Debería una mujer pagar lo mismo que un hombre cuando va a la peluquería? Según el Consejo de Igualdad de Trato de Dinamarca, la respuesta es que sí. Así de claro lo ha dejado en una de sus últimas deliberaciones, en la que obliga a una peluquería a indemnizar con 2.500 coronas (unos 335 euros) a una clienta que quería cortarse el pelo, aunque ya lo llevaba corto, y a la que se le exigía un precio más alto del que habría tenido que pagar un hombre.
Según los precios fijados por el establecimiento en el momento de los hechos, el corte de pelo femenino costaba 528 coronas (unos 70 euros), 100 más que el masculino.
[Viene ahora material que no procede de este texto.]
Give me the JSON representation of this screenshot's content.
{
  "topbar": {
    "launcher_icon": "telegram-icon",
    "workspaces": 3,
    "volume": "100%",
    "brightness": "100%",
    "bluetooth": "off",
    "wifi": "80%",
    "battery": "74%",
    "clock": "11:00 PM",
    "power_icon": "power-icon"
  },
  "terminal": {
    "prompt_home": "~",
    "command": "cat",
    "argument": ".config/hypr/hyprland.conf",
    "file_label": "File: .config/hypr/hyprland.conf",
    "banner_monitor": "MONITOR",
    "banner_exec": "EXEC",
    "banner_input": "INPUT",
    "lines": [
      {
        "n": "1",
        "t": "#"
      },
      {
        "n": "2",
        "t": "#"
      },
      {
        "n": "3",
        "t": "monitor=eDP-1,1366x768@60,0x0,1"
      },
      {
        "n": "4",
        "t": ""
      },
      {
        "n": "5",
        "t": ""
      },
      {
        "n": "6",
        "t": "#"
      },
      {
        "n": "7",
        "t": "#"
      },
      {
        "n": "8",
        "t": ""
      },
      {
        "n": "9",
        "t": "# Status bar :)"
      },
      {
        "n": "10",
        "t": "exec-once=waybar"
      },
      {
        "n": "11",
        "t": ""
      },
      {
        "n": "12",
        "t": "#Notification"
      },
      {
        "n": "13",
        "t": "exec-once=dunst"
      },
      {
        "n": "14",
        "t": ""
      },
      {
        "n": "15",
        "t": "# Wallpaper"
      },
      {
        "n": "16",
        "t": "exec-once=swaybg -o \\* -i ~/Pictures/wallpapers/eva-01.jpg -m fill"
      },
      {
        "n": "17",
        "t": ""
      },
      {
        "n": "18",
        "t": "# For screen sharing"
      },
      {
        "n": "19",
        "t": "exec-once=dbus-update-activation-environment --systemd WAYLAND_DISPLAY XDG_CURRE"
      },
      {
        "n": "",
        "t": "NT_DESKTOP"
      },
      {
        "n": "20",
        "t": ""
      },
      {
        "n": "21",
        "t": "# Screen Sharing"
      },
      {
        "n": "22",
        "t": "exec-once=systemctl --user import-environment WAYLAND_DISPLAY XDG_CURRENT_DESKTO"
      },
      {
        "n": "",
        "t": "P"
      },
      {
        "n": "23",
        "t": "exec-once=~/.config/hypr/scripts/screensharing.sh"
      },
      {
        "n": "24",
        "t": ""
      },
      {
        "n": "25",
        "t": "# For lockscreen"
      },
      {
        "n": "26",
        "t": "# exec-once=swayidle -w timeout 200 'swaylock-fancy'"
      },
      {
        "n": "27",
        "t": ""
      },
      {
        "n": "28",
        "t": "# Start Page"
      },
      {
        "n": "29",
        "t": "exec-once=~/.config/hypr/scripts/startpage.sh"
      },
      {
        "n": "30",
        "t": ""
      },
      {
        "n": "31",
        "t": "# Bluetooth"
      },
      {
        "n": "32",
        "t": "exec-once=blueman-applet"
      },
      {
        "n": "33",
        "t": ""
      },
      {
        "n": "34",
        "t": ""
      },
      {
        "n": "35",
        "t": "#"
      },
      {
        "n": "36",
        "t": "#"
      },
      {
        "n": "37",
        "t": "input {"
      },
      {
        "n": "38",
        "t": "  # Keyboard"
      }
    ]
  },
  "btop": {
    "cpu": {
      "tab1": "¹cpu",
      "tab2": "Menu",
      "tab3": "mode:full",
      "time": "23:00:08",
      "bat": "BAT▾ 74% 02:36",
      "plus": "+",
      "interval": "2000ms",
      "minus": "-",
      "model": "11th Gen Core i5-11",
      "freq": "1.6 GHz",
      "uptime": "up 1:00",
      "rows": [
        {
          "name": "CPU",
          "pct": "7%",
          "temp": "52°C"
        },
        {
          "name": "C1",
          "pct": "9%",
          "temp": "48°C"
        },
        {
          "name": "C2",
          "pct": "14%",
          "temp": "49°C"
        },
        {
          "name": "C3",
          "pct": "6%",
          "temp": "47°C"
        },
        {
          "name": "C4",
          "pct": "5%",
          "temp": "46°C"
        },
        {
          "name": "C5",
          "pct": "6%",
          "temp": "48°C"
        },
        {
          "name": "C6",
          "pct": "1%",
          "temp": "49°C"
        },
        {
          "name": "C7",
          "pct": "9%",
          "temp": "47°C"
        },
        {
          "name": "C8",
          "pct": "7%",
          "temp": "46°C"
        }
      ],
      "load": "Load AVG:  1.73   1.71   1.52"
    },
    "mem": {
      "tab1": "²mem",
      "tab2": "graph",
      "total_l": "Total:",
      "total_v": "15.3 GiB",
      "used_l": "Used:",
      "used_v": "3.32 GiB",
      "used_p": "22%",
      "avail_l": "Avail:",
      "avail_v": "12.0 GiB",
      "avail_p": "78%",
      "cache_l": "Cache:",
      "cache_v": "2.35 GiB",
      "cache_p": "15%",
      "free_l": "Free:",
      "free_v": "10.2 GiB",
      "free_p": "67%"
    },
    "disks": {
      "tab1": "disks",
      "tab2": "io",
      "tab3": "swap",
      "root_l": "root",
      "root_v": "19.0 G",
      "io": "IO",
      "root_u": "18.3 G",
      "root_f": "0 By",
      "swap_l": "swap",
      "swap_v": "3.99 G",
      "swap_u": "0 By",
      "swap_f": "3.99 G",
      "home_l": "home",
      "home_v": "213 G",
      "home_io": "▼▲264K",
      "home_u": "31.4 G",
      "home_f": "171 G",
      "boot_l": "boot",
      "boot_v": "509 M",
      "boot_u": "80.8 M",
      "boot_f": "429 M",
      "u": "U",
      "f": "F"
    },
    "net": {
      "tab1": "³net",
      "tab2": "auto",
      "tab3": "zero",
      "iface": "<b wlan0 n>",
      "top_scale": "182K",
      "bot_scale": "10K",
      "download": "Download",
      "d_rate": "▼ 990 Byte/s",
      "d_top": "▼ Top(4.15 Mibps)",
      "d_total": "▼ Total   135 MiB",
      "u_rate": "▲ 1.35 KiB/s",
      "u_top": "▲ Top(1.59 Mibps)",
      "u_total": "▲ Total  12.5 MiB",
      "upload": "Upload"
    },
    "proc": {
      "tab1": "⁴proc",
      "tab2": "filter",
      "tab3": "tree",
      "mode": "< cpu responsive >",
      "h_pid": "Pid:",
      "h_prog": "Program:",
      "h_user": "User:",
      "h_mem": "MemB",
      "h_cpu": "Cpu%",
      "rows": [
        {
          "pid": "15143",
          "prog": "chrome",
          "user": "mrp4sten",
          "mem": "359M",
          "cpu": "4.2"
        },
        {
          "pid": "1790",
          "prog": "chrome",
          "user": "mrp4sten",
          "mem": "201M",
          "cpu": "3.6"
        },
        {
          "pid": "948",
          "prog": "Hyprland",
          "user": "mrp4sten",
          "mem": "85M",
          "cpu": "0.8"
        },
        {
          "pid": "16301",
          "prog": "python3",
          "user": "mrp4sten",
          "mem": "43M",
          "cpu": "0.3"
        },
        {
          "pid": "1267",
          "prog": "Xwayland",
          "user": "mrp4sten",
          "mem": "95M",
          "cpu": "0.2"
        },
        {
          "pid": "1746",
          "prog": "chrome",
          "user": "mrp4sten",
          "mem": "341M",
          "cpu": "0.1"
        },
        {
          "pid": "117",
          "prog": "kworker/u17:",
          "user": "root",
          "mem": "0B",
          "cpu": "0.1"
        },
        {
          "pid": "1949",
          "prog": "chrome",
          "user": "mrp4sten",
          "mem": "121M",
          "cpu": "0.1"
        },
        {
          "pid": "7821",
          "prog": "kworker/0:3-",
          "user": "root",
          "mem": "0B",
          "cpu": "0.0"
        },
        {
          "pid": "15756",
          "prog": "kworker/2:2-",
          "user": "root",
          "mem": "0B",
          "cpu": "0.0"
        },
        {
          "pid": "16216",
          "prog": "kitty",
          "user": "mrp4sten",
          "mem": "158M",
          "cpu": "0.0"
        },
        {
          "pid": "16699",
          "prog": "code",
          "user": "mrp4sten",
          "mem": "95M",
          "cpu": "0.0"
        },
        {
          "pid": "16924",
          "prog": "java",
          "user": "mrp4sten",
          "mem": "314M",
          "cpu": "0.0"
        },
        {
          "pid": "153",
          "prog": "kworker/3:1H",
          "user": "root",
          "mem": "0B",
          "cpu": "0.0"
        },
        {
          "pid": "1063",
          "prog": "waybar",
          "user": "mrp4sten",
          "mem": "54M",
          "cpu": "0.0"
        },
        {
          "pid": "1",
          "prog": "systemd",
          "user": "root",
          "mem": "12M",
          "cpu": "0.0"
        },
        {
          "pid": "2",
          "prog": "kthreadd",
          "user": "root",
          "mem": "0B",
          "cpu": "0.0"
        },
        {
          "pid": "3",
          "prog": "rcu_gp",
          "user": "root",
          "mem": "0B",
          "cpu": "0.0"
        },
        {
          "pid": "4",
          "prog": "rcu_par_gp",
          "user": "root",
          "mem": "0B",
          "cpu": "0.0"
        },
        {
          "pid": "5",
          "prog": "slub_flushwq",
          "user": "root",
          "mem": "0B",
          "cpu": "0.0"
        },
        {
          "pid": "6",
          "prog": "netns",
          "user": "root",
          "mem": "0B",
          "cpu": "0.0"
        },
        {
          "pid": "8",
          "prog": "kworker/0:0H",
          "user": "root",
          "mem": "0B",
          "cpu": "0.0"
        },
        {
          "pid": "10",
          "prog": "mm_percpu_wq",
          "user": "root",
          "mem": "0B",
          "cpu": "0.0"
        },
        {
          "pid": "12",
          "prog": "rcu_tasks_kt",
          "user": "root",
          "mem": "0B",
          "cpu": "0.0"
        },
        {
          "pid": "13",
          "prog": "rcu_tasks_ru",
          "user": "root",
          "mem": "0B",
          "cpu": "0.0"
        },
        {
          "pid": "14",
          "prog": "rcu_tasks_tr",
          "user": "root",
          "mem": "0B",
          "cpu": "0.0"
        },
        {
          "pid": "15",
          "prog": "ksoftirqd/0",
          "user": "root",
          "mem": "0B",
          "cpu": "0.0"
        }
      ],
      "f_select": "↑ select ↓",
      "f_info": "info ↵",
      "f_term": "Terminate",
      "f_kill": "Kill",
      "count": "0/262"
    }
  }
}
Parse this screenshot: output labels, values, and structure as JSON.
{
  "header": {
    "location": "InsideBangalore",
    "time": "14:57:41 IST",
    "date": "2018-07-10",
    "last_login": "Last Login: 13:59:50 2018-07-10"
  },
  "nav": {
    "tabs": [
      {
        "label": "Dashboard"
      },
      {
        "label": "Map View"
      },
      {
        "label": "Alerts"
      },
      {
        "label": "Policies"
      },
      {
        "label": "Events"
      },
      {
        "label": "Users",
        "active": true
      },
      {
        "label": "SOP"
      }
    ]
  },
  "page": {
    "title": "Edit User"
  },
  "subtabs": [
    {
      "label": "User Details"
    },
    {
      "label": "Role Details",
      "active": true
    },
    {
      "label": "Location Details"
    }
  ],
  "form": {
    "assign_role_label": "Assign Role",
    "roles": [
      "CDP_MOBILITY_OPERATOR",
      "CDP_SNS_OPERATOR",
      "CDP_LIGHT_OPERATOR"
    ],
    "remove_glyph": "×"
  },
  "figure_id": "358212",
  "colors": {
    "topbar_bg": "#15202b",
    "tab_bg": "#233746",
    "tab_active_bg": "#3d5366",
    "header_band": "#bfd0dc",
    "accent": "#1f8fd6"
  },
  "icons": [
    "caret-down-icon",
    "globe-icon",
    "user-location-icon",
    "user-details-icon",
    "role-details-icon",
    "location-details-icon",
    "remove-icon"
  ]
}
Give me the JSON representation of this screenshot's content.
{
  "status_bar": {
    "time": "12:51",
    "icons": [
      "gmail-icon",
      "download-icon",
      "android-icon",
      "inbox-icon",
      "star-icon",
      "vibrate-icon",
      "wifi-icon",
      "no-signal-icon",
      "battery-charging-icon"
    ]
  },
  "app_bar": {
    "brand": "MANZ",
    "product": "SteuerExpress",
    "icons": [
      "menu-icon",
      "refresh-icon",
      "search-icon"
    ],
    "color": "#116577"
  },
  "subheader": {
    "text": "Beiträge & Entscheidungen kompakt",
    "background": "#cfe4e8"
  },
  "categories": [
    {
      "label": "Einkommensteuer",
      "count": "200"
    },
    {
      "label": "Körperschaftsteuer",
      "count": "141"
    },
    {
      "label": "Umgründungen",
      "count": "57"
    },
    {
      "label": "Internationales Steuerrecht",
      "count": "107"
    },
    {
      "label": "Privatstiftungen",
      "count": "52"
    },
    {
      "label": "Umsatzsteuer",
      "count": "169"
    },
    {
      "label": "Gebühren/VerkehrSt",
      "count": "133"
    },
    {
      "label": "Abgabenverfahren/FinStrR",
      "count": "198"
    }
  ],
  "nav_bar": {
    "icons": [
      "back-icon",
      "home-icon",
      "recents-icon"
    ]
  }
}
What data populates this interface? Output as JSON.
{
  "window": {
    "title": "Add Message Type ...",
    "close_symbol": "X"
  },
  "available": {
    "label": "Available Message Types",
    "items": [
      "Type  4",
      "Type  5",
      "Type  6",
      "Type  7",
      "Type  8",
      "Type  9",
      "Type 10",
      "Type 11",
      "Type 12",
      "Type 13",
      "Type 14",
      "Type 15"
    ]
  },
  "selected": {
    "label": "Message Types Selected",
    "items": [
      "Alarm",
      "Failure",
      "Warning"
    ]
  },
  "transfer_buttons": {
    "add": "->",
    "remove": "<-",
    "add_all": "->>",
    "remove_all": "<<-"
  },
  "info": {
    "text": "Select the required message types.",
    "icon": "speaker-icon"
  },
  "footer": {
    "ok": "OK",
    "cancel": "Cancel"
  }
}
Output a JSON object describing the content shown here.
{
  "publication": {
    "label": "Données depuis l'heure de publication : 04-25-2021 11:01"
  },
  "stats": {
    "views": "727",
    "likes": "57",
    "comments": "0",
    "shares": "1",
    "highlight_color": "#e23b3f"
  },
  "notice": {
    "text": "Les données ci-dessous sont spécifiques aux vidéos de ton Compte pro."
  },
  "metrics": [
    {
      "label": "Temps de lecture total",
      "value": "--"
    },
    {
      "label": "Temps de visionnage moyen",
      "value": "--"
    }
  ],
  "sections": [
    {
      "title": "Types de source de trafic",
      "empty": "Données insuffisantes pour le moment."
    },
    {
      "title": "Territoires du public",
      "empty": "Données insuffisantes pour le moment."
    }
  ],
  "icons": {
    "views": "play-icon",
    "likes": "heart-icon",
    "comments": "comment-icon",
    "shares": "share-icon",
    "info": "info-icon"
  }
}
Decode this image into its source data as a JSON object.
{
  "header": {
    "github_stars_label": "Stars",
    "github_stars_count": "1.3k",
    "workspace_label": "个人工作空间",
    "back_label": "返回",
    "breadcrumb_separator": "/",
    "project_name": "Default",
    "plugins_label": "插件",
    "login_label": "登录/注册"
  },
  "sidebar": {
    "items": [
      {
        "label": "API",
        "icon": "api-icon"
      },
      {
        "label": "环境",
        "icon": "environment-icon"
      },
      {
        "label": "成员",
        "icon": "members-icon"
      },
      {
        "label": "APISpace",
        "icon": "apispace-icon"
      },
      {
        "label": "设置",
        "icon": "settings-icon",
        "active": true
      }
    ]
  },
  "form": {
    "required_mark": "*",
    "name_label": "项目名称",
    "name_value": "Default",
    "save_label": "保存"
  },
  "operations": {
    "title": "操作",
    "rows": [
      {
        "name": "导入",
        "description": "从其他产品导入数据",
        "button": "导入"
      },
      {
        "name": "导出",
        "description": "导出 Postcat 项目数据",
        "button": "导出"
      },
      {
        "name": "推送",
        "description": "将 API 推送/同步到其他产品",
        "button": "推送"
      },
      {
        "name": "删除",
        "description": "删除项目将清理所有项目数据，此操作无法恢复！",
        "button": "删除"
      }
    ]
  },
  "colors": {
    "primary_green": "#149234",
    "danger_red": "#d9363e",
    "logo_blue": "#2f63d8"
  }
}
La peluquería también fijaba un extra para cortes de pelo largo.
Tras comprobar que a pesar de tener el pelo corto le pedían el precio fijado para una mujer, la demandante renunció a cortarse el pelo en la peluquería y en su lugar decidió denunciarla ante el Consejo de Igualdad de Trato.
Tras estudiar el caso, este organismo vio indicios claros de que la fijación del precio en función del sexo y no de la largura del cabello, la naturaleza del corte u otros parámetros constituye un signo de discriminación y, por lo tanto, infringe la ley danesa que vela por la igualdad de trato que merecen todas las personas con independencia de su género, raza, religión, creencias, visiones políticas u origen social.
La contundente decisión de este organismo, sin embargo, ha generado sorpresa y enfado entre los profesionales del sector, que califican de “absurda” esta medida y ya han apelado el veredicto, que deberá ahora ser reexaminado por un tribunal.
Según la presidenta de la organización danesa de peluqueros y estilistas independientes, Connie Mikkelsen, “cortarle el pelo a una mujer requiere simplemente más tiempo”, con independencia de si tiene el pelo corto o largo. En su opinión, además, dejar de fijar los precios en función del sexo, que es como habitualmente lo hace la mayor parte de las peluquerías, conducirá a “un caos en los precios”.
“Medir el tiempo que se emplea en cortar a cada cliente llevaría a una discusión sobre la longitud del pelo, cuándo debe ser considerada media, cuándo debe ser considerada larga, lo cual dará lugar a una serie de conflictos con los clientes”, vaticina Connie Mikkelsen.
Por el momento, el recurso interpuesto contra la decisión ha logrado parar temporalmente el pago de la multa por parte de la peluquería denunciada, a la espera de que un tribunal decida si los peluqueros pueden seguir cobrando en función del sexo o bien deben hallar otro modo de cobrar por sus servicios.
Sin embargo, más allá del desenlace, el caso no hace más que subrayar la imagen de Dinamarca como una de las naciones más comprometidas con la igualdad de sexo, situación que comparte con los demás países nórdicos.
Dinamarca es el séptimo país del mundo con menos diferencias entre hombre y mujer, según el informe anual publicado en 2012 por el Foro Económico Mundial, en el que Islandia, Finlandia, Noruega y Suecia lideran la clasificación.